Citation style for this article: Mounchetrou Njoya I, Deghmane AE, Taha MK, Isnard H, Parent du Châtelet I. A cluster of meningococcal disease caused by rifampicin-resistant C meningococci in France, April 2012. Euro Surveill. 2012;17(34):pii=20254. Available online: http://www.eurosurveillance.org/ViewArticle.aspx?ArticleId=20254
Date of submission: 10 August 2012

In April 2012, a cluster of two cases of meningococcal disease caused by rifampicin-resistant C meningococci was reported in the Champagne-Ardenne region, France. The two cases occurred in a student population living in the same town but studying at different schools. Bacteriological and epidemiological investigations of cases have shown that the isolates of both cases were non-differentiable.


Background

Neisseria meningitidis is a strictly human bacterium encountered in the pharynx in about 10% of the general population (asymptomatic carriage) [1]. This bacterium can also cause severe infections (mainly septicemia and meningitis) [2].

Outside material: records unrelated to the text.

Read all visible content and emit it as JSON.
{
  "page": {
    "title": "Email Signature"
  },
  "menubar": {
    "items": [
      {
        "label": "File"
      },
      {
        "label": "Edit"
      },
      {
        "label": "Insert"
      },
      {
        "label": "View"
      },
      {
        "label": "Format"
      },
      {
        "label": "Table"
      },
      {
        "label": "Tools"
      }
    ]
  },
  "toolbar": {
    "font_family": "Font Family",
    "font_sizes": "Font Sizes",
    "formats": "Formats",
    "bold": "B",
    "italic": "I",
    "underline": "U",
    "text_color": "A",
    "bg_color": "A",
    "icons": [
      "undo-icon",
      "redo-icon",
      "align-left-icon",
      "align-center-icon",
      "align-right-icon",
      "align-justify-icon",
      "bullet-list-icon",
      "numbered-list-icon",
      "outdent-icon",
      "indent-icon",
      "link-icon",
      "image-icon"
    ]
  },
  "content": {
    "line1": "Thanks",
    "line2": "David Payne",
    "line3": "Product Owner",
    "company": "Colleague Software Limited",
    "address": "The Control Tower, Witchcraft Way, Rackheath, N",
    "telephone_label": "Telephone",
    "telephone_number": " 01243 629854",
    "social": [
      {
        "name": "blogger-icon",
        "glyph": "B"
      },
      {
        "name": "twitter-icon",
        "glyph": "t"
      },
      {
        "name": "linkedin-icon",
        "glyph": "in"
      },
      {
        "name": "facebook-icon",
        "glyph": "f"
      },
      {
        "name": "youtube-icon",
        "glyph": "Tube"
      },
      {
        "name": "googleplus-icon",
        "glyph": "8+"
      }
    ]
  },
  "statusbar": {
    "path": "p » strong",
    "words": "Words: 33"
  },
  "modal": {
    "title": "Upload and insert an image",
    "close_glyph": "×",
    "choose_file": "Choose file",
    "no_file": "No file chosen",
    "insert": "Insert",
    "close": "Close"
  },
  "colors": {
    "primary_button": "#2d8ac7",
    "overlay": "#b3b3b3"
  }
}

In France, the annual incidence of invasive meningococcal disease (IMD) varies between 0.9 and 1.5 cases per 100,000 population. Cases are mainly due to meningococci of serogroup B and C (65% and 27% respectively for the last 10 years) [3]. Chemoprophylactic treatment with rifampicin is particularly useful in preventing secondary cases among close contacts of a patient with IMD and in stopping the spread of pathogenic N. meningitidis. Rifampicin is recommended as first-line agent for chemoprophylaxis among contacts of patients with IMD in several European countries [4]. The efficacy of the chemoprophylaxis is usually estimated by the reduction of carriage rate of meningococci. This reduction has been reported to range between 82% and 98% at 7–14 days of follow-up [5–7]. Resistant meningococcal isolates may emerge among 10–27% of treated carriers [8, 9]. However, several studies have reported that rifampicin resistance is rare in invasive meningococcal isolates [10]. According to the annual report of the National Reference Center for Meningococci (NRCM) in Paris, the incidence of rifampicin-resistant meningococci isolated in France averages one per year with no expansion of these isolates and no secondary case [11]. We describe here the detection of a cluster of two cases of rifampicin-resistant C meningococci that were reported in the Champagne-Ardenne region, France in 2012.


Case reports

A student in his early twenties (Case one) presenting with signs of meningitis was admitted mid-April 2012 to a hospital, in the Ile-de-France region. The case who lived and studied in a town in the Champagne-Ardenne region, close to the Ile-de-France region, was immediately treated with cefotaxime and amoxicillin. Cultures of the patient’s cerebrospinal fluid (CSF) and blood taken upon admission, yielded serogroup C meningococci. Following the French recommendations [12], rifampicin was recommended to the family and other close contacts three days hereafter, when the health agency in the Champagne-Ardenne region had received the notification. In addition to rifampicin, vaccination with meningococcal C conjugate vaccine was recommended for household contacts.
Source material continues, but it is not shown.